Our results agreed with Fujita et al., who demonstrated fair diagnostic ability for the ALBI score in distinguishing advanced fibrosis with an AUROC between 0.7 and 0.8, which was smaller than those of the FIB-4 and APRI scores. On the contrary, they showed a good performance in distinguishing cirrhosis from non-cirrhosis (AUROC between 0.8 and 0.9) which was comparable to FIB-4 and APRI scores [11], unlike what was found in our study. Moreover, another study showed that the ALBI score has a moderate diagnostic ability in HBV patients, distinguishing cirrhotic from non-cirrhotic status with an AUROC of between 0.8 and 0.9 [22].

ALBI score was also assessed in another study which showed its good ability in detection of advanced fibrosis and cirrhosis in Egyptian patients with HCV. They identified a cut off value of -2.781 as a predictor of advanced liver fibrosis and cirrhosis with an AUROC of 0.832 showing a sensitivity of 74.8%, specificity of 80.2%, PPV 86.8%, NPV 64.6% and positive likelihood ratio = 3.77 [23].

The best cut-off values for ALBI score in our study were -2.95 (sensitivity 78.9% and specificity 52.8%) and-2.91 (sensitivity 80.1% and specificity 53.3%) for diagnosing advanced fibrosis and cirrhosis respectively.

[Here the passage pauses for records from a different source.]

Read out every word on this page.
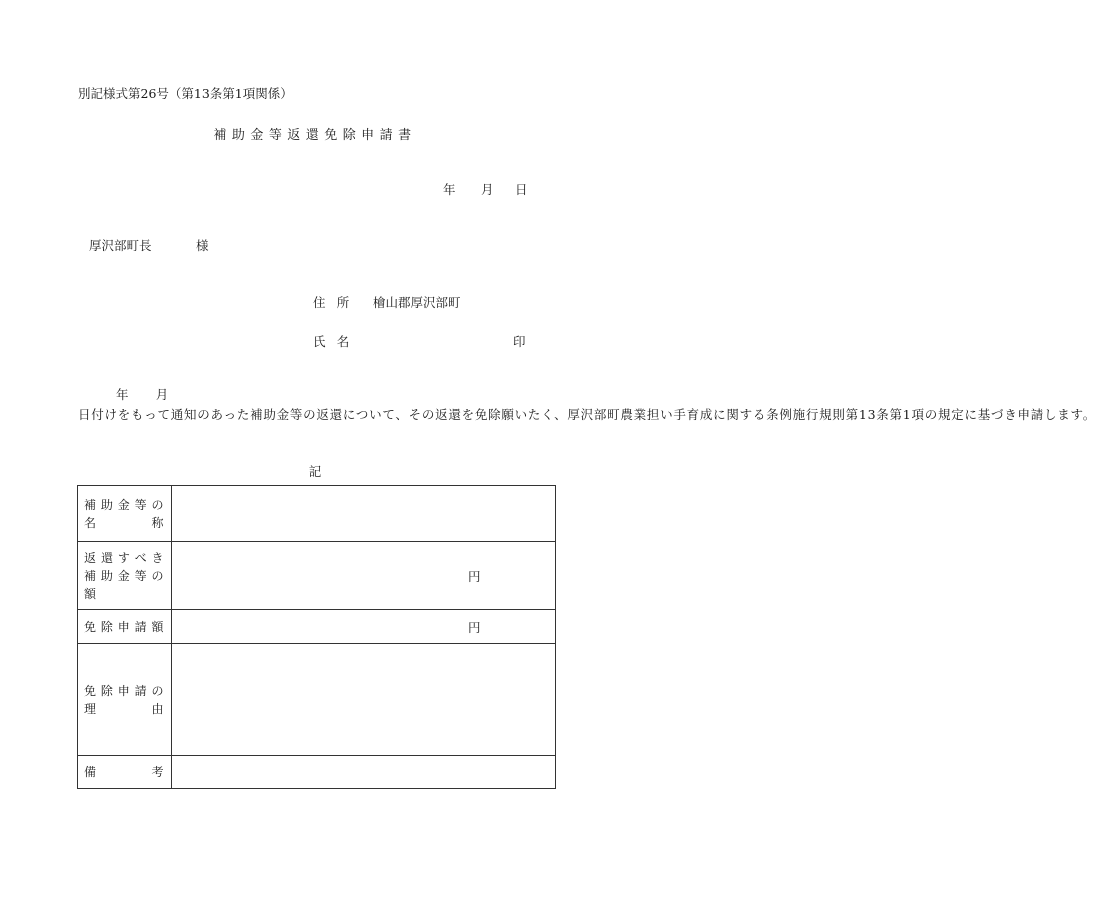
別記様式第26号（第13条第1項関係）
補助金等返還免除申請書
年 月 日
厚沢部町長	様
住所 檜山郡厚沢部町
氏名	印
年　　 月　　日付けをもって通知のあった補助金等の返還について、その返還を免除願いたく、厚沢部町農業担い手育成に関する条例施行規則第13条第1項の規定に基づき申請します。
記
補助金等の
名称	

返還すべき
補助金等の
額	円

免除申請額	円

免除申請の
理由	

備考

On the other hand, there was no significant difference in ALBI score in the current study between moderate and mild fibrosis which was contradictory to what was shown by Fujita and his colleagues who stated that there was a significant difference in ALBI levels between patients with a fibrosis stage of F3 compared to those with a stage of F2 [11].

The ALBI score differs from other fibrosis indices that it does not include platelets, hepatic transaminases or age. The diagnostic accuracy of the ALBI score for liver fibrosis staging is preserved in thrombocytopenic patients caused by diseases not related to liver fibrosis, such as idiopathic thrombocytopenia and drug-induced thrombocytopenia. A potential weakness of the ALBI score is that it depends on serum albumin in its equation which its level could be influenced by other disease such as glomerulonephritis.

The limitations of the study include its retrospective nature, lack of assessment of the prognostic role of the ALBI score in this cohort added to its limitation to patients with chronic HCV infection disallowing its application in liver diseases of other etiologies. In addition, liver biopsy which remains the gold standard for assessment of liver fibrosis and cirrhosis was not performed which would have been more accurate as a reference method.

Conclusion

Evaluation of different serum fibrosis biomarkers is necessary for non-invasive assessment of liver status. ALBI score despite being a tool estimating the degree of liver fibrosis, it did not appear to add more value to the other indices currently used in practice.